The effect of this series of historical conjunctures was to take us all back to the period of the early nineteenth century, when capitalism was equated with rationality simpliciter. And by a rather devious, not to say diabolical, maneuver, capitalism was equated with the rule of markets. To criticize capitalism was thus to suggest that markets were unnecessary.
But all of this is arrant and ignorant nonsense. Marx’s critique of capitalism had nothing whatsoever to do with the desirability of markets for final goods, which is to say for the goods and services consumed by the members of society. His critique concerned the private ownership and control of social means of production – factories, farms, fisheries, forests, and their accumulated representations, financial capital. The capital that gives Capitalism its name is the product of the collective productive efforts of the men and women who do the work in society, and it ought to be controlled by them and put to productive uses that serve their needs and desires.

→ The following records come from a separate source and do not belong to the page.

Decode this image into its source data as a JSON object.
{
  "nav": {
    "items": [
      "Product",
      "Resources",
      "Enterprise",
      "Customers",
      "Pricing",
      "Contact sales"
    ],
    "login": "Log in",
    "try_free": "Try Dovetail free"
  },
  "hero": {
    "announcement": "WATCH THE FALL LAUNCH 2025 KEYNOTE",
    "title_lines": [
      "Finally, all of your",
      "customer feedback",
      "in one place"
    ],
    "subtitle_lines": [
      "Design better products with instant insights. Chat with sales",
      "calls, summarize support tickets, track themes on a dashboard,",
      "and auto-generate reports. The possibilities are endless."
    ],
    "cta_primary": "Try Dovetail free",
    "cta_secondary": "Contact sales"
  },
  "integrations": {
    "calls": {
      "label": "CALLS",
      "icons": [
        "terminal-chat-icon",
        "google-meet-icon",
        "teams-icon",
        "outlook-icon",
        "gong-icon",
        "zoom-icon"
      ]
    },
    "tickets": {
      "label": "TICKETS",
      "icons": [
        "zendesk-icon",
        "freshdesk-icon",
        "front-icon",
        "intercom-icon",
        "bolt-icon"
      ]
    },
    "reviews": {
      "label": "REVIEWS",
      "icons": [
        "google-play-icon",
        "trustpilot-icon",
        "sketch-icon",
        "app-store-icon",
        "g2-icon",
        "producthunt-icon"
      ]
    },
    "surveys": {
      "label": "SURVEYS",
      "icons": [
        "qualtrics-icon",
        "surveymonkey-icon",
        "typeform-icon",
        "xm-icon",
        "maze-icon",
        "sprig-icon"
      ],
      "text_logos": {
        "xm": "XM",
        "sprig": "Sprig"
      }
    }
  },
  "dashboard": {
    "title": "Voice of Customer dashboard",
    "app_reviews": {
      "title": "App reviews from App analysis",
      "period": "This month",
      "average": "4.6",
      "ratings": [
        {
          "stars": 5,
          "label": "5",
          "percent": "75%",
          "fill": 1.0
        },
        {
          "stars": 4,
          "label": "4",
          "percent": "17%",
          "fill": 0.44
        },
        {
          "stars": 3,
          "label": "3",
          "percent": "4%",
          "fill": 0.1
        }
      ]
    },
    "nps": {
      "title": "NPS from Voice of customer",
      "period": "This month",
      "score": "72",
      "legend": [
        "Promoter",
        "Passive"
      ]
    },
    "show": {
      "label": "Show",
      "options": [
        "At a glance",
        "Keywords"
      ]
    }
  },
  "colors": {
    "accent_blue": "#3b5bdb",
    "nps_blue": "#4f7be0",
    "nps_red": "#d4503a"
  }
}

Those who now control capital will resist to the dying breath of the hired thugs any attempt to deprive them of their control. For a number of reasons that I have explored in my essay, “The Future of Socialism,” it is quite unclear whether that control can ever be wrested from the hands. [There I go again, imagining that everyone is familiar with my writings. Oh well.]
But what happened in Eastern Europe or Mainland China in the twentieth century was not socialism. And markets are not, and have never been, the differentia specifica of capitalism.
6 comments:
I've always found Chomsky's definition the easiest to remember, and the most historically consistent: socialism is the collective ownership of the means of production by those who operate said means of production. This was not the case in the USSR, ergo it wasn't socialism.
Funny how Marx filled 50 volumes of works, yet only maybe 3-5 pages on what socialism/communism would look like, and he's vilified as the man that intricately constructed the systems in China, USSR, etc.
That is exactly right, Chris. Chomsky's definition is just fine, but then he was always pretty smart. :)
These days, what passes for a 'principled argument' among reactionaries is Ayn Rand's slapping the rubric 'Objectivism' on her ideology of Selfishness. The next adequate and intellectually honest treatment of Socialism that I hear from them will be the first.
Because I respect and admire many of his films, I was also disappointed by Forman's misleading use of the term "socialist," and the Times' even more troubling decision to run his editorial in its current form. Like you, I can understand Forman's discomfort with the term, but it was irresponsible of the Times to publicize his use of it as though it were correct and unbiased. Thanks for setting the record straight!
That's only a surprise if you think the Times serves as some kind of unbiased beacon of neutrality and Truth...
Thank you Robert. These posts are always helpful.